Black Mountain by Laird Barron
My rating: 2 of 5 stars
I received a free advance copy from NetGalley for review.
A former Mafia hit man turned private detective hunts down a serial killer who also used to moonlight as a mob hit man? Man, I really wanted to love this book. Sadly, I didn’t.
Isaiah Coleridge was introduced to us in Blood Standard, and to say that his backstory is complex is an understatement. He used to make his home in Alaska where he worked as a top notch killer for the Outfit, but after he had a bloody falling out with one of the bosses Isaiah was exiled to in upstate New York. Determined to leave his old ways behind Isaiah has become a private detective, but he also doesn’t mind jobs where his skills as an enforcer might come in handy. He also has to maintain a delicate relationship with the local mobsters so when one of them comes to him with an ugly job Isaiah is in no position to refuse.

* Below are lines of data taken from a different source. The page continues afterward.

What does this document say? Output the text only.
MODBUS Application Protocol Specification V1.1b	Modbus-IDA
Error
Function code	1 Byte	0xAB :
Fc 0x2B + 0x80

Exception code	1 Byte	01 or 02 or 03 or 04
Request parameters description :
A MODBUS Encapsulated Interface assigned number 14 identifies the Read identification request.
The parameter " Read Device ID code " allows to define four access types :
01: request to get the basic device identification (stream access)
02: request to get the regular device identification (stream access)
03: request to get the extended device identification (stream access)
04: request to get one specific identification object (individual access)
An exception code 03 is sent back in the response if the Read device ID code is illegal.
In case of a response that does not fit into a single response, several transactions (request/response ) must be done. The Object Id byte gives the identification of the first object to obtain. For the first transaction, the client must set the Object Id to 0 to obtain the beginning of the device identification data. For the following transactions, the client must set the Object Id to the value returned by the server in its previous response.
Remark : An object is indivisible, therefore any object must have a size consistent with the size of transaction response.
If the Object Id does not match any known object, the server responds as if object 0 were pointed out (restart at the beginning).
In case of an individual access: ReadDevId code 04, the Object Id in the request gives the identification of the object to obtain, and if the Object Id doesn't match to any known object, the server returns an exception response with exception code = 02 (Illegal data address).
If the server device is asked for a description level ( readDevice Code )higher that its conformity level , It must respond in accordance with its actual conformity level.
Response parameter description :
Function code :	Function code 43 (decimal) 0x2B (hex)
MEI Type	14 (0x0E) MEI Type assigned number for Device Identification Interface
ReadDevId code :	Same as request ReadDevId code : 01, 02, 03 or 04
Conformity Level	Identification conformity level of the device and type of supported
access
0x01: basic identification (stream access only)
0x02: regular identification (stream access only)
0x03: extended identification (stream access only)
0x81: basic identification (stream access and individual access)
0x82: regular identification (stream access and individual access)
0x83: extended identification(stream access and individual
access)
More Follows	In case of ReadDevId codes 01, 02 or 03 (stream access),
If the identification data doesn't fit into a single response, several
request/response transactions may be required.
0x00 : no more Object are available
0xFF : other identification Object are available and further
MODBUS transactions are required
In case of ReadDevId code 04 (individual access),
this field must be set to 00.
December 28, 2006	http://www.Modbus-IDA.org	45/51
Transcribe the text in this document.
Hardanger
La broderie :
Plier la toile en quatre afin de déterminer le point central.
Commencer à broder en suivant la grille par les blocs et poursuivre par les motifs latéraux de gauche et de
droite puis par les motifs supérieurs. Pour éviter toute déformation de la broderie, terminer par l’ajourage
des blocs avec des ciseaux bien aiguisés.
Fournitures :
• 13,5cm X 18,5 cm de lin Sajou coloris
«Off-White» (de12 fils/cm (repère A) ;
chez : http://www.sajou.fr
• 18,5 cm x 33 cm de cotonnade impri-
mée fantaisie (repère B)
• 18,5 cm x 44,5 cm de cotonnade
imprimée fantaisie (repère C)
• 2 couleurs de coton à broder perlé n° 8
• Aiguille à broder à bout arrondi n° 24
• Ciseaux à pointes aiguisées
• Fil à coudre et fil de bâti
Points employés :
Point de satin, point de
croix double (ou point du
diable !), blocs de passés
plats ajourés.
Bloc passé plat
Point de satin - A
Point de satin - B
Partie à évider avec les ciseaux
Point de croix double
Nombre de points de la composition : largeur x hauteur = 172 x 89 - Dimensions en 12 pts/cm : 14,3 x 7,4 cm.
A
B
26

Two of the local thugs have been murdered in gruesome ways, and the boss wants to know if they’re connected and who might be behind it. Isaiah reluctantly begins to check out it out and quickly learns that a legendary hit man long thought retired or dead might be behind it. It also turns out that this guy’s hobby when not killing people for money was killing people for fun. If the mob connections weren’t bad enough it also seems like this man might have ties to the military and there’s some very rich people in the mix as well. Despite his plate being pretty full Isaiah also has taken on a gig trying to protect a local woman from a family of thugs because she's dating the ex of one of them.
Sounds like a lot, doesn’t it? And it is. Frankly, it’s too much. This was my problem with the first book, too. There’s a great concept with an ex-mob hit man trying to kinda go straight but getting tangled up in bloody messes. However, everything has to get so complicated that it all gets bogged down as Isaiah just pinballs from one thing to the next. The core story of an ex-hit man hunting a legendary ex-hit man is great, but the bad guy can’t just be an insane serial killer too. He also has to be wrapped up in a vast conspiracy that is pretty ridiculous so I guess mob killer/serial killer just wasn’t enough.
And that’s kind of the problem to all of it. Barron has good ideas and is a capable writer, but he just never knows when to stop adding layers to the cake and focus on shaping the elements he already has into something edible. Eventually it just collapses on itself from it's own weight. For example, the big subplot in this book is dumped to the back burner and is pretty much resolved with a couple of sentences late in the book as action that we don't see. So it was just a distraction in an already overstuffed book.
There’s the core of a really cool character and series here, but it took too much effort for me to dig it out. More bloody violence and less plot, please.